C’è lo scorcio di un modo di stare al mondo che cambia da personaggio a personaggio e che risente di una miriade di stimoli diversi. Dallo Spiritualismo e dal Buddhismo fino all’americanizzazione e alla pornografia su xilografia (che in Giappone ha tradizione antichissima risalente al periodo Edo).
Ogni aspetto di vita vissuta è messo in scena senza forzature e senza spiegazioni. Per l’occhio poco formato a una realtà come quella nipponica è certo traumatico il confronto.

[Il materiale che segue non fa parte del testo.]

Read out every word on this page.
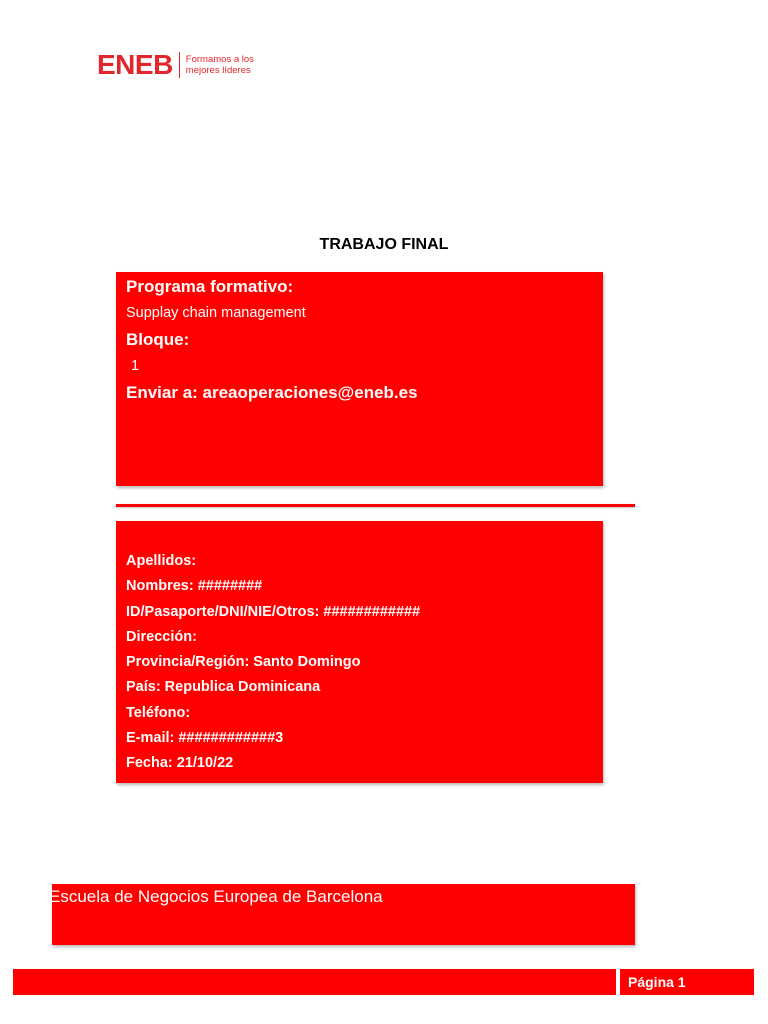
ENEB Formamos a los
mejores líderes
TRABAJO FINAL
Programa formativo:
Supplay chain management
Bloque:
1
Enviar a: areaoperaciones@eneb.es
Apellidos:
Nombres: ########
ID/Pasaporte/DNI/NIE/Otros: ############
Dirección:
Provincia/Región: Santo Domingo
País: Republica Dominicana
Teléfono:
E-mail: ############3
Fecha: 21/10/22
Escuela de Negocios Europea de Barcelona
Página 1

Ma, man mano, accompagnati dall’essenziale bontà di piatti approntati con sapiente mano dal Master ci caliamo in una realtà nuova e dannatamente affascinante. In compagnia di quei pochi personaggi ricorrenti finiamo per sederci anche noi al bancone e silenziosamente, con un bel tonteki nel piatto, attendiamo curiosi la storia del giorno.
È questo il grande e finale merito di Midnight Diner: Tokyo Stories. Lasciare che le storie si raccontino da sé, che i personaggi si costruiscano nella quotidiana normalità di un amore non corrisposto, di un fratello ritrovato, di una madre perduta.
Quell’umanità in cerca di una dimensione vivibile si ferma nella tavola calda di mezzanotte e ritrova lì quello spicchio di esistenza vera che la pesante giornata lavorativa gli ha tolto.
Anche noi, tornati nelle nostre case e riposti i vestiti, fermiamoci un attimo. Rimaniamo solo un secondo in ascolto. Chiudiamo gli occhi. Forse sentiremo i rumori non troppo lontani dei sughi che borbottano in cucina. I giochi vivaci di fratelli e sorelle. I racconti delle piccole difficoltà di tutti i giorni.
Riapriamo gli occhi, andiamo a rilassarci un po’. Scegliamo Midnight Diner: Tokyo Stories. Perché in fondo non c’è niente di più autentico e vivo della quotidianità. Meglio ancora se trasfusa in quella cultura, pardon, in quell’amalgama di affascinanti culture – antiche e moderne – che è il Giappone.